City Building and Resources
A strong economy dictates your survival. If you cannot produce enough food and wood, your population stalls. Without population, you cannot recruit soldiers or staff advanced buildings. Resource management requires careful planning of card placement and understanding civic connections.
Managing Your Population
Your population determines how many active units and specialized buildings you can field. You grow your population by playing House cards. Every House card you place increases your total population cap, allowing you to recruit more troops from the Barracks.
Houses come with a recurring cost. Each House consumes one food per turn. If your food production drops below the amount your Houses consume, you face starvation. Starvation halts your town's progress and prevents you from playing crucial cards. You must scale your food production before expanding your housing districts.
Food Production and Farming
Farmland cards are your primary source of food. A single Farmland provides a baseline amount of food per turn. You maximize this output through careful placement. Positioning Farmland cards next to each other creates a bonus yield. Group your farms into a dedicated agricultural sector away from the front lines.
The Market card acts as a force multiplier for your food economy. Placing Houses adjacent to a Market yields extra food production. This interaction allows you to offset the food cost of the Houses themselves. Always look for opportunities to link housing districts with a central Market.
Wood Gathering Efficiency
Wood fuels your construction efforts. Most defensive structures and civic buildings require wood to play. You generate wood by placing Logging Camps.
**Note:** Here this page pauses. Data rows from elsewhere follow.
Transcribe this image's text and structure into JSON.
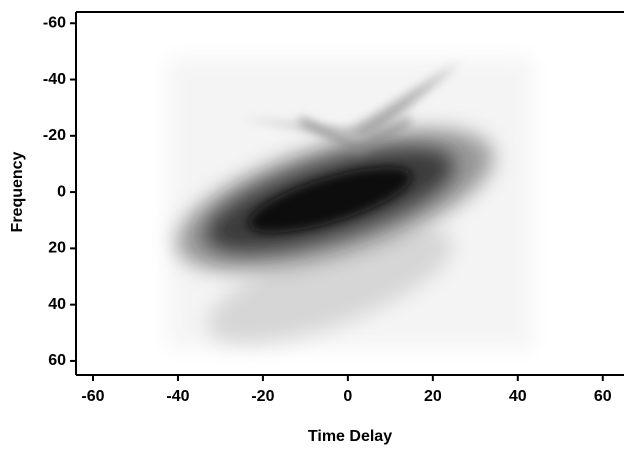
{
  "chart_data": {
    "type": "heatmap",
    "x_label": "Time Delay",
    "y_label": "Frequency",
    "xlim": [
      -64,
      65
    ],
    "xticks": [
      -60,
      -40,
      -20,
      0,
      20,
      40,
      60
    ],
    "ylim": [
      -64,
      65
    ],
    "yticks": [
      -60,
      -40,
      -20,
      0,
      20,
      40,
      60
    ],
    "y_inverted": true,
    "grid": false
  }
}
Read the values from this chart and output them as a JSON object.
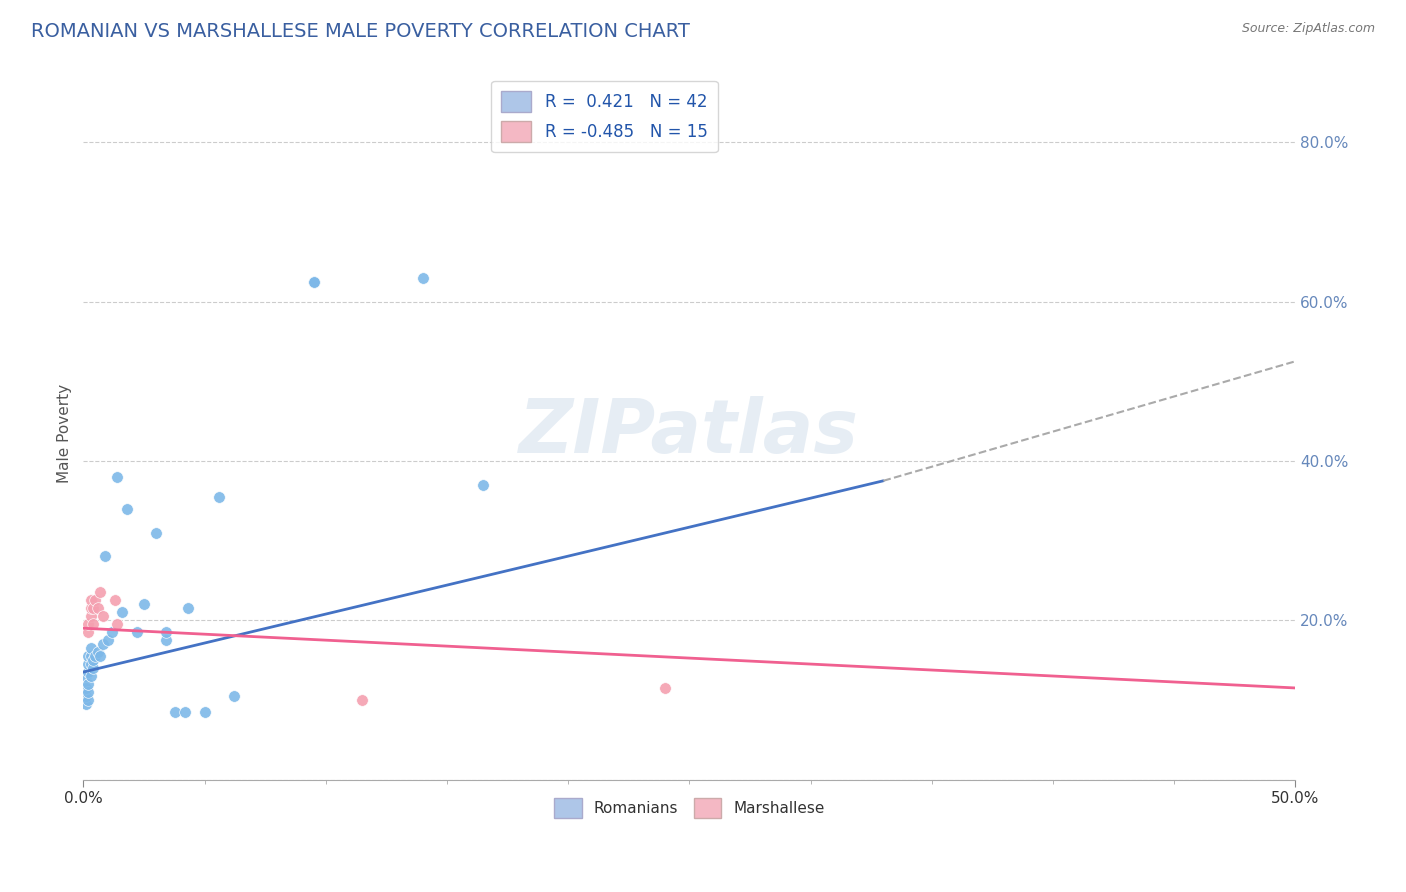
{
  "title": "ROMANIAN VS MARSHALLESE MALE POVERTY CORRELATION CHART",
  "source": "Source: ZipAtlas.com",
  "ylabel": "Male Poverty",
  "yticks_labels": [
    "",
    "20.0%",
    "40.0%",
    "60.0%",
    "80.0%"
  ],
  "ytick_vals": [
    0.0,
    0.2,
    0.4,
    0.6,
    0.8
  ],
  "xlim": [
    0.0,
    0.5
  ],
  "ylim": [
    0.0,
    0.87
  ],
  "title_color": "#3a5fa0",
  "title_fontsize": 14,
  "axis_label_color": "#555555",
  "tick_label_color": "#6688bb",
  "watermark": "ZIPatlas",
  "romanian_scatter": [
    [
      0.001,
      0.095
    ],
    [
      0.001,
      0.105
    ],
    [
      0.001,
      0.115
    ],
    [
      0.001,
      0.13
    ],
    [
      0.002,
      0.1
    ],
    [
      0.002,
      0.11
    ],
    [
      0.002,
      0.12
    ],
    [
      0.002,
      0.135
    ],
    [
      0.002,
      0.145
    ],
    [
      0.002,
      0.155
    ],
    [
      0.003,
      0.13
    ],
    [
      0.003,
      0.145
    ],
    [
      0.003,
      0.155
    ],
    [
      0.003,
      0.165
    ],
    [
      0.004,
      0.14
    ],
    [
      0.004,
      0.15
    ],
    [
      0.005,
      0.155
    ],
    [
      0.006,
      0.16
    ],
    [
      0.007,
      0.155
    ],
    [
      0.008,
      0.17
    ],
    [
      0.009,
      0.28
    ],
    [
      0.01,
      0.175
    ],
    [
      0.012,
      0.185
    ],
    [
      0.014,
      0.38
    ],
    [
      0.016,
      0.21
    ],
    [
      0.018,
      0.34
    ],
    [
      0.022,
      0.185
    ],
    [
      0.025,
      0.22
    ],
    [
      0.03,
      0.31
    ],
    [
      0.034,
      0.175
    ],
    [
      0.034,
      0.185
    ],
    [
      0.038,
      0.085
    ],
    [
      0.042,
      0.085
    ],
    [
      0.043,
      0.215
    ],
    [
      0.05,
      0.085
    ],
    [
      0.056,
      0.355
    ],
    [
      0.062,
      0.105
    ],
    [
      0.095,
      0.625
    ],
    [
      0.095,
      0.625
    ],
    [
      0.14,
      0.63
    ],
    [
      0.165,
      0.37
    ]
  ],
  "marshallese_scatter": [
    [
      0.002,
      0.185
    ],
    [
      0.002,
      0.195
    ],
    [
      0.003,
      0.205
    ],
    [
      0.003,
      0.215
    ],
    [
      0.003,
      0.225
    ],
    [
      0.004,
      0.195
    ],
    [
      0.004,
      0.215
    ],
    [
      0.005,
      0.225
    ],
    [
      0.006,
      0.215
    ],
    [
      0.007,
      0.235
    ],
    [
      0.008,
      0.205
    ],
    [
      0.013,
      0.225
    ],
    [
      0.014,
      0.195
    ],
    [
      0.115,
      0.1
    ],
    [
      0.24,
      0.115
    ]
  ],
  "romanian_line_x": [
    0.0,
    0.33
  ],
  "romanian_line_y": [
    0.135,
    0.375
  ],
  "marshallese_line_x": [
    0.0,
    0.5
  ],
  "marshallese_line_y": [
    0.19,
    0.115
  ],
  "dashed_line_x": [
    0.33,
    0.5
  ],
  "dashed_line_y": [
    0.375,
    0.525
  ],
  "scatter_size": 70,
  "romanian_scatter_color": "#7db8e8",
  "marshallese_scatter_color": "#f4a0b0",
  "romanian_line_color": "#4472c4",
  "marshallese_line_color": "#f06090",
  "dashed_line_color": "#aaaaaa",
  "grid_color": "#cccccc",
  "background_color": "#ffffff",
  "legend_box_color_1": "#aec6e8",
  "legend_box_color_2": "#f4b8c4"
}
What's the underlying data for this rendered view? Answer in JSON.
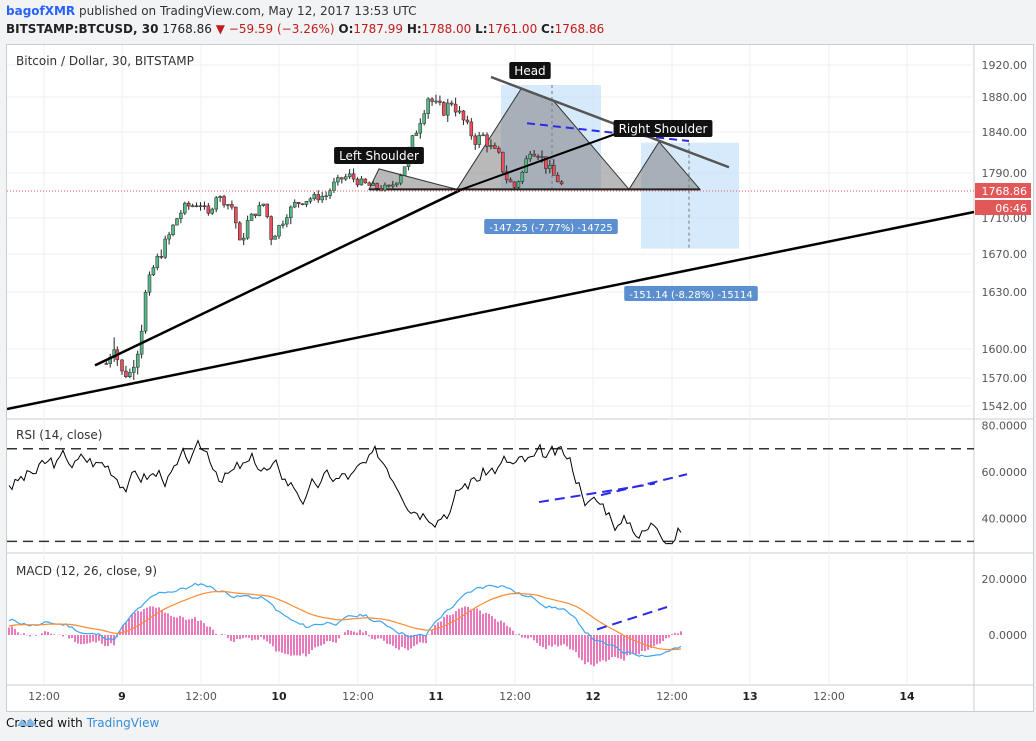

The environment dictates where your Logging Camps go. A Logging Camp costs 10 food and 2 population to place. It yields a flat base of 2 wood per turn, plus an additional 1 wood for each adjacent tree tile. A perfect placement surrounded by four trees yields a total of 7 wood production. Scan the map early for dense clusters of trees. Do not block these tree clusters with other buildings. Reserve these spots exclusively for your logging operations.
Civic Intersections
Many buildings offer bonuses when placed next to specific structures. Keep an eye on card descriptions for these adjacency bonuses. Plan your town layout in districts. Group residential buildings near markets and keep industrial buildings near natural resources. Avoid placing everything in a random sprawl. A planned town survives the harder months.